# Ground pumice in soap - Pros and cons



## geniash (Feb 6, 2019)

Hi everyone,

Has anyone added ground pumice to the CP soap for exfoliation? I'd like to give it a try but afraid it might be a bit too rough. What amount is good to start with? Share your experience/stories/pictures please!


----------



## shunt2011 (Feb 6, 2019)

I use fine pumice in one of my soaps. It’s hardly abrasive at all By itself I also add other additives to give it a bit more oomph.  It’s for greasy or dirty hands.


----------



## IrishLass (Feb 6, 2019)

Me, too. I make a pumice soap for washing extra dirty hands from gardening with a fine-grade of pumice. Adds just the right amount of scrubbiness without being abrasive. You can get different grades/grinds. I got mine from WSP. They have 2 grades- regular and extra fine for sensitive skin. I'm pretty sure mine is the regular, which is pretty fine.


IrishLass


----------



## geniash (Feb 6, 2019)

Thank you! What amount do you add? Do you just eyeball it or follow certain proportion?


----------



## shunt2011 (Feb 6, 2019)

I use 1-2 tsp per pound of oils. I like the regular pumice better than the extra fine which I accidentally ordered last.

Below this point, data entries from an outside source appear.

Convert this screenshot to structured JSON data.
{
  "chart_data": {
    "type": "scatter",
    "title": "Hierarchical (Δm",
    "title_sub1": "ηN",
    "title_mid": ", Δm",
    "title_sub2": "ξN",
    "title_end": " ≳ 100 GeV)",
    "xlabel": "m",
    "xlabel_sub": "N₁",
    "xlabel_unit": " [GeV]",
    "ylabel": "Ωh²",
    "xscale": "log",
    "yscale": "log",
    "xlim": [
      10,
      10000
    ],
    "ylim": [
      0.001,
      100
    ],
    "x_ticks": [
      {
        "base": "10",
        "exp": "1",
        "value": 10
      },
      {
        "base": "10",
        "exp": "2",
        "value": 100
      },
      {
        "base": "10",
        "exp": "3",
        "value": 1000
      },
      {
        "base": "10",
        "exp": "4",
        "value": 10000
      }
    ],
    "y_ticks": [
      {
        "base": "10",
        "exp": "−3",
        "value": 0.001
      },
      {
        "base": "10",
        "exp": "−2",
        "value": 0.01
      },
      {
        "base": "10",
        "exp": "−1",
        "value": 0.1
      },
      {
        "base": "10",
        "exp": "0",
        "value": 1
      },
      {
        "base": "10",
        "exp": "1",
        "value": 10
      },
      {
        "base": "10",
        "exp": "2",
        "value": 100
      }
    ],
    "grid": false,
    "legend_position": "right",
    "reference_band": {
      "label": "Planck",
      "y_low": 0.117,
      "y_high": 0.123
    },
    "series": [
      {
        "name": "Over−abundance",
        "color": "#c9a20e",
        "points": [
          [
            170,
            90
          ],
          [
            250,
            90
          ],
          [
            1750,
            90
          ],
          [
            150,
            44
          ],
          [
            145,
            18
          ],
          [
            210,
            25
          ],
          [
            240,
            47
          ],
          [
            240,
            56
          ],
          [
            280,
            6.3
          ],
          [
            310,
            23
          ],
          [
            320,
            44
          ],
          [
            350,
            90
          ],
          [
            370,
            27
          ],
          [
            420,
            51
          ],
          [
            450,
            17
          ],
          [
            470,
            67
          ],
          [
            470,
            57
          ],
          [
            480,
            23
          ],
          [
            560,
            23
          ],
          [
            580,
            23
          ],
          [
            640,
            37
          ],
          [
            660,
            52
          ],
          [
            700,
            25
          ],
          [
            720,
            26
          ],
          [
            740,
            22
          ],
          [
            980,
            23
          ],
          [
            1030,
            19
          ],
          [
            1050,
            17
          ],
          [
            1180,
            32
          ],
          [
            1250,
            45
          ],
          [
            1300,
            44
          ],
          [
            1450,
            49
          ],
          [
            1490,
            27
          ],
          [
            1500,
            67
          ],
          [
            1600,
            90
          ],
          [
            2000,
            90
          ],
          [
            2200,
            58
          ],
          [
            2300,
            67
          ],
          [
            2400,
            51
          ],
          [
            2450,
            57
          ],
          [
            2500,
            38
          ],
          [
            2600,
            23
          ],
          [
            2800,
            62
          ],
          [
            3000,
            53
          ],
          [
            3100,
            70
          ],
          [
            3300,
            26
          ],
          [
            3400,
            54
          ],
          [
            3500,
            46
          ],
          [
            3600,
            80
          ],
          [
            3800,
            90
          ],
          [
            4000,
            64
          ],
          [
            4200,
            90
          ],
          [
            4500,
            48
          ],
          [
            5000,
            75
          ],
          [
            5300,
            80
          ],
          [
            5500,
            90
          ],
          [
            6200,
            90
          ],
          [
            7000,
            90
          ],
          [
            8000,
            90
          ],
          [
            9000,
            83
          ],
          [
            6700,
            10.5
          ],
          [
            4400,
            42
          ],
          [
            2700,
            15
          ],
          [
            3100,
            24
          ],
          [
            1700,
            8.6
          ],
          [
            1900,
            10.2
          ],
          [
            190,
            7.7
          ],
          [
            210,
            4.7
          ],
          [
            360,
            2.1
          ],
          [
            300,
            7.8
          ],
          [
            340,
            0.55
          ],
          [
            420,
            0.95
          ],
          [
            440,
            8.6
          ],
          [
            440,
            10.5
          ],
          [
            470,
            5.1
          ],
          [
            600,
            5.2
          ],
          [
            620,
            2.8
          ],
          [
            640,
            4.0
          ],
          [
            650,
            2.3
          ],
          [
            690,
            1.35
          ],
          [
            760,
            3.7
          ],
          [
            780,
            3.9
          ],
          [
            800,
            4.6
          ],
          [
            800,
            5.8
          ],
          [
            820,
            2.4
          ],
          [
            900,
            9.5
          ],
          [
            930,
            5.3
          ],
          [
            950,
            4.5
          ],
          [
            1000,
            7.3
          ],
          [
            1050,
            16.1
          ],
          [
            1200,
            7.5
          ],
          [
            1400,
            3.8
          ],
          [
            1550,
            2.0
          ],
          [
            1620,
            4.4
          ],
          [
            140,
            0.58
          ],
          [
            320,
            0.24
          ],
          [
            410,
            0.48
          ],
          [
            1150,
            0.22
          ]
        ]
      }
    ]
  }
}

So I just add more.


----------



## geniash (Feb 6, 2019)

Perfect, thank you! Time to go make some scrubbing soap!


----------



## Clarice (Feb 7, 2019)

I made the mistake of ordering super fine pumice - and was adding some to a cream soap recipe - it took a TON - it is more like a powder than a grit.  SIGH!  live and learn, right?


----------



## Donee' (Feb 7, 2019)

I am not a super fan of pumice - I like to use poppy seeds or ground nuts as an exfoliant


----------



## KiwiMoose (Feb 8, 2019)

I made a pumice and poppy seed soap with the intention of keeping it in the shower as a foot scrubby soap.  I could only get fine ground pumice and I reckon it's too fine.  However it does seem to work (I only started using it two days ago, 4 weeks into the cure) as a fine exfoliant.  I towuld be great as a gardeners hand soap I reckon.  I put in 90g into 1kg oils - so just shy of 10%. (It was half a cup initially but thought it didn't look enough, so put in more).  I also used two essential oils: Spearmint and Lemongrass.  Very fresh smelling.


----------



## Clarice (Feb 8, 2019)

That is GORGEOUS!!!  

Is that a mold or a stamp?  I love the poppy and the little blue dots - it screams FRESH!  

Thanks for sharing!


----------



## geniash (Feb 8, 2019)

KiwiMoose - that soap looks amazing!


----------



## KiwiMoose (Feb 8, 2019)

Clarice said:


> That is GORGEOUS!!!
> 
> Is that a mold or a stamp?  I love the poppy and the little blue dots - it screams FRESH!
> 
> Thanks for sharing!


It's a stamp


----------



## Marley (Jan 2, 2021)

Is there anything you'd change now that you've been making a scrubby soap for two years? I did a small test batch last night, 12 ounces of oils (340g), and added a combination of exfoliants: fine ground pumice powder, ground poppy seeds, jojoba meal, ground walnut shells, Fuller's Earth Clay, basically I added a total of 8 teaspoons of exfoliants in total.  I see the speckles in the soap, but I do not feel the exfoliants at all when testing them. Understand, they're not cured yet, but I tested a sliver of one. I did force gel. Any ideas on what to do to make a better "scrubby" bar?


----------



## Misschief (Jan 2, 2021)

I make a Gardener's hand soap that uses fine ground pumice, poppy seeds (not ground), dried lemon peel powder, and cornmeal. It's pretty scrubby and my customers seem to like it.


----------



## Ryk.dan (Jan 2, 2021)

I use fine ground coffee for exfoliation.


----------